Two senior senators, Democrat John Kerry of Massachusetts and Republican Richard Lugar of Indiana, urged President Barack Obama in a letter this month to press ahead with an accord they said would help the United States create jobs and strengthen the countries' alliance.

The New Beginnings policy study group, comprised mostly of former U.S. officials and diplomats, warned this week in a report that failure to act quickly "will not only hurt the American economy and cost American jobs, but will also reduce U.S. credibility and influence with South Korea and all of East Asia."

The trade deal also got a boost from Hwang Jang Yop, the highest-ranking North Korean official ever to defect to South Korea. Hwang used a rare trip to Washington in March to voice support for the accord as a way to thwart the North's efforts to weaken the U.S.-South Korean alliance.
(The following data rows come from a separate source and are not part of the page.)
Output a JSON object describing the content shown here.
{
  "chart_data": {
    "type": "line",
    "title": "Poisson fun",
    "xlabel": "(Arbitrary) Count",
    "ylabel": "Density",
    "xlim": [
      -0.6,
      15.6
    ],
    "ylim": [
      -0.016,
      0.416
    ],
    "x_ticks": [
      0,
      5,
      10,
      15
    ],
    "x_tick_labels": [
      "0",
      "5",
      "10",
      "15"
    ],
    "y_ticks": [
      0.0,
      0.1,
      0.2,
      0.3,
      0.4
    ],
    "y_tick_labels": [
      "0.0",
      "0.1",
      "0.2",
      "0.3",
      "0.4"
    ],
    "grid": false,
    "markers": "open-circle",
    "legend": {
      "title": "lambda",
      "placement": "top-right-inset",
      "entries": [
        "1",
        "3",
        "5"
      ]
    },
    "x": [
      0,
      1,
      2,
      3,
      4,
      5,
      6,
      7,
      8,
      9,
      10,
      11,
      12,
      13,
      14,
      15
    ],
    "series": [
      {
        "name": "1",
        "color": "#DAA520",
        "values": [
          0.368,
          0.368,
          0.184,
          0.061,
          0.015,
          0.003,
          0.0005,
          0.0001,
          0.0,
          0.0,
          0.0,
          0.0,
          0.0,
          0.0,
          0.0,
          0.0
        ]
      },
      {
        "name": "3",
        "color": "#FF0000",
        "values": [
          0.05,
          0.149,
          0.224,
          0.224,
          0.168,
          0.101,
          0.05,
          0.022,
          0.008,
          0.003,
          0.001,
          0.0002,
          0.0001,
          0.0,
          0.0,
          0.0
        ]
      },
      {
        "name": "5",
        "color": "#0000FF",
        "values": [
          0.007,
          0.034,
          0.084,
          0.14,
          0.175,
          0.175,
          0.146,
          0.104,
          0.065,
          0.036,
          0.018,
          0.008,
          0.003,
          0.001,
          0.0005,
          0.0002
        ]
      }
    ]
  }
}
The Democratic Party controls Congress, and Obama has pledged to strengthen trade ties with South Korea. But Obama has yet to push Congress and businesses for the support needed to pass a deal that is more favored by opposition Republicans than by Democrats.

Many Democrats want South Korea to address its wide surplus in auto trade.

Rep. Sander Levin, D-Mich., the chairman of the House of Representatives committee that oversees trade policies, said recently that South Korea allows only a small number of American cars into the country while a flood of South Korean autos enters the United States.

Meanwhile, South Korea is not waiting around for the Americans. It has a number of pacts in force and has concluded negotiations with the European Union, although that agreement must still be signed and ratified.